In a 2008 decision in a case with slightly different circumstances, though, the Court of Federal Claims ruled against an insurance company trying to recover cleanup costs at the former Naval Air Station Alameda, Calif. The judge in that case concluded that a letter from California regulators requiring the LRA to remove any leftover chlordane did not meet the requirement for a third party claim. This month’s decision, though, trumps that lower court ruling.
“Absent anything unusual or unexpected, this issue is resolved,” said Barry Steinberg, a partner in the Washington, D.C., office of law firm Kutak Rock.
“This should once and for all after 20 years tell the Defense Department what its obligations are,” said Steinberg, who as the attorney for the city of Tustin was not a party to this case, but helped the city purchase the insurance policy from Indian Harbor that later covered the developer involved.
Indian Harbor’s suit to recover the developer’s cleanup costs at MCAS Tustin will go back to the trial court unless the federal government asks the Federal Circuit to reconsider its opinion or to hear the case en banc — by the court’s entire bench of judges. The federal government’s other option is to appeal the case to the Supreme Court.
Contamination Found in 2007
The case involving MCAS Tustin stems from the August 2007 discovery of petroleum contamination in the soil at the former air station on a parcel the city of Tustin conveyed to Tustin Legacy Community Partners (TLCP).
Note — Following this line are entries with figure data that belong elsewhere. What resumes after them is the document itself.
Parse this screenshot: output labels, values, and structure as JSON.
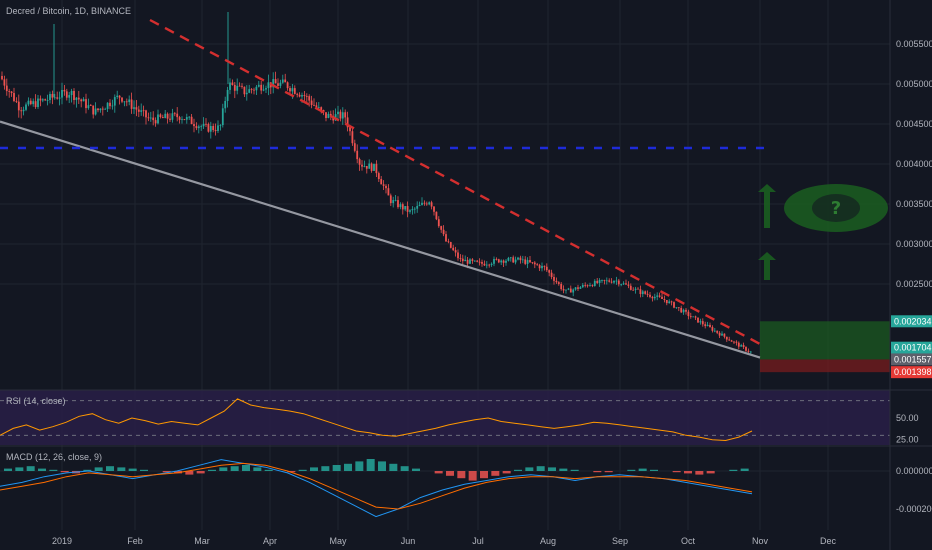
{
  "chart_data": [
    {
      "type": "candlestick",
      "title": "Decred / Bitcoin, 1D, BINANCE",
      "ylim": [
        0.0013,
        0.0058
      ],
      "y_ticks": [
        "0.005500",
        "0.005000",
        "0.004500",
        "0.004000",
        "0.003500",
        "0.003000",
        "0.002500"
      ],
      "x_ticks": [
        "2019",
        "Feb",
        "Mar",
        "Apr",
        "May",
        "Jun",
        "Jul",
        "Aug",
        "Sep",
        "Oct",
        "Nov",
        "Dec"
      ],
      "price_path": [
        {
          "x": 0,
          "y": 0.0051
        },
        {
          "x": 20,
          "y": 0.0047
        },
        {
          "x": 45,
          "y": 0.0048
        },
        {
          "x": 70,
          "y": 0.0049
        },
        {
          "x": 95,
          "y": 0.00465
        },
        {
          "x": 120,
          "y": 0.00485
        },
        {
          "x": 150,
          "y": 0.00455
        },
        {
          "x": 180,
          "y": 0.0046
        },
        {
          "x": 205,
          "y": 0.00445
        },
        {
          "x": 220,
          "y": 0.00445
        },
        {
          "x": 228,
          "y": 0.005
        },
        {
          "x": 245,
          "y": 0.0049
        },
        {
          "x": 265,
          "y": 0.005
        },
        {
          "x": 285,
          "y": 0.005
        },
        {
          "x": 305,
          "y": 0.00485
        },
        {
          "x": 325,
          "y": 0.0046
        },
        {
          "x": 345,
          "y": 0.0046
        },
        {
          "x": 360,
          "y": 0.004
        },
        {
          "x": 375,
          "y": 0.00395
        },
        {
          "x": 390,
          "y": 0.00355
        },
        {
          "x": 410,
          "y": 0.0034
        },
        {
          "x": 430,
          "y": 0.00355
        },
        {
          "x": 445,
          "y": 0.00305
        },
        {
          "x": 460,
          "y": 0.0028
        },
        {
          "x": 480,
          "y": 0.00275
        },
        {
          "x": 500,
          "y": 0.0028
        },
        {
          "x": 520,
          "y": 0.0028
        },
        {
          "x": 545,
          "y": 0.0027
        },
        {
          "x": 565,
          "y": 0.0024
        },
        {
          "x": 590,
          "y": 0.0025
        },
        {
          "x": 615,
          "y": 0.00255
        },
        {
          "x": 640,
          "y": 0.0024
        },
        {
          "x": 665,
          "y": 0.0023
        },
        {
          "x": 690,
          "y": 0.0021
        },
        {
          "x": 710,
          "y": 0.00195
        },
        {
          "x": 730,
          "y": 0.0018
        },
        {
          "x": 750,
          "y": 0.00165
        }
      ],
      "trendlines": [
        {
          "style": "solid",
          "color": "#9598a1",
          "from": {
            "x": 0,
            "y": 0.00453
          },
          "to": {
            "x": 760,
            "y": 0.00158
          }
        },
        {
          "style": "dashed",
          "color": "#d32f2f",
          "from": {
            "x": 150,
            "y": 0.0058
          },
          "to": {
            "x": 760,
            "y": 0.00175
          }
        },
        {
          "style": "dashed",
          "color": "#1e2bd8",
          "from": {
            "x": 0,
            "y": 0.0042
          },
          "to": {
            "x": 770,
            "y": 0.0042
          }
        }
      ],
      "target_zone": {
        "top": 0.002034,
        "entry": 0.001557,
        "stop": 0.001398
      },
      "price_tags": [
        {
          "text": "0.002034",
          "color": "#26a69a",
          "value": 0.002034
        },
        {
          "text": "0.001704",
          "color": "#26a69a",
          "value": 0.001704
        },
        {
          "text": "0.001557",
          "color": "#5d606b",
          "value": 0.001557
        },
        {
          "text": "0.001398",
          "color": "#e53935",
          "value": 0.001398
        }
      ]
    },
    {
      "type": "line",
      "title": "RSI (14, close)",
      "ylim": [
        20,
        80
      ],
      "y_ticks": [
        "50.00",
        "25.00"
      ],
      "bands": [
        30,
        70
      ],
      "series": [
        {
          "values": [
            30,
            38,
            42,
            36,
            40,
            45,
            52,
            55,
            48,
            44,
            50,
            47,
            43,
            46,
            44,
            42,
            50,
            58,
            72,
            65,
            62,
            60,
            58,
            55,
            50,
            45,
            40,
            35,
            33,
            30,
            29,
            32,
            35,
            38,
            42,
            45,
            48,
            50,
            46,
            44,
            42,
            40,
            38,
            40,
            42,
            45,
            44,
            42,
            40,
            38,
            36,
            34,
            30,
            28,
            25,
            24,
            28,
            35
          ]
        }
      ]
    },
    {
      "type": "bar",
      "title": "MACD (12, 26, close, 9)",
      "ylim": [
        -0.0003,
        0.0001
      ],
      "y_ticks": [
        "0.000000",
        "-0.000200"
      ],
      "histogram": [
        2,
        3,
        4,
        2,
        1,
        -1,
        -2,
        1,
        3,
        4,
        3,
        2,
        1,
        0,
        -1,
        -2,
        -3,
        -2,
        1,
        3,
        4,
        5,
        3,
        1,
        0,
        -1,
        1,
        3,
        4,
        5,
        6,
        8,
        10,
        8,
        6,
        4,
        2,
        0,
        -2,
        -4,
        -6,
        -8,
        -6,
        -4,
        -2,
        1,
        3,
        4,
        3,
        2,
        1,
        0,
        -1,
        -1,
        0,
        1,
        2,
        1,
        0,
        -1,
        -2,
        -3,
        -2,
        0,
        1,
        2
      ],
      "series": [
        {
          "values": [
            -8e-05,
            -6e-05,
            -3e-05,
            -1e-05,
            0.0,
            -2e-05,
            -4e-05,
            -2e-05,
            0.0,
            3e-05,
            6e-05,
            4e-05,
            2e-05,
            -1e-05,
            -6e-05,
            -0.00012,
            -0.00018,
            -0.00024,
            -0.0002,
            -0.00014,
            -0.0001,
            -7e-05,
            -5e-05,
            -3e-05,
            -2e-05,
            -3e-05,
            -5e-05,
            -3e-05,
            -2e-05,
            -3e-05,
            -4e-05,
            -6e-05,
            -8e-05,
            -0.0001,
            -0.00012
          ]
        },
        {
          "values": [
            -0.0001,
            -8e-05,
            -6e-05,
            -3e-05,
            -1e-05,
            -2e-05,
            -3e-05,
            -2e-05,
            -1e-05,
            1e-05,
            3e-05,
            4e-05,
            3e-05,
            0.0,
            -4e-05,
            -9e-05,
            -0.00014,
            -0.00019,
            -0.0002,
            -0.00017,
            -0.00013,
            -9e-05,
            -6e-05,
            -4e-05,
            -3e-05,
            -3e-05,
            -4e-05,
            -3e-05,
            -3e-05,
            -3e-05,
            -4e-05,
            -5e-05,
            -7e-05,
            -9e-05,
            -0.00011
          ]
        }
      ]
    }
  ],
  "theme": {
    "bg": "#131722",
    "grid": "#1f2430",
    "up": "#26a69a",
    "down": "#ef5350",
    "rsi": "#ff9800",
    "macd": "#2196f3",
    "signal": "#ff6d00",
    "zone_green": "#1b5e20",
    "zone_red": "#7f1d1d"
  }
}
The developer subsequently entered into a voluntary cleanup agreement with the California Department of Toxic Substances Control, which called for the agency to oversee removal efforts at the site.
Responding to the same discovery of contamination, the California Regional Water Quality Control Board in 2008 informed TLCP that “enforcement action can be taken for failure to cleanup and abate waste discharges” and that “contamination at the site must be fully characterized, and appropriate remedial action must be taken.” Because of the agreement already in place, the board said it would defer oversight to the Department of Toxic Substances Control.
During the period spent cleaning up the soil contamination, TLCP was reimbursed $5.3 million under the policy Indian Harbor issued to the city. Indian Harbor is the company XL Insurance uses to issue its environmental policies. Indian Harbor filed a suit against the federal government in October 2010 after DOD twice denied its request to recover its costs under Section 330.
The decision can be found on the Federal Circuit’s website.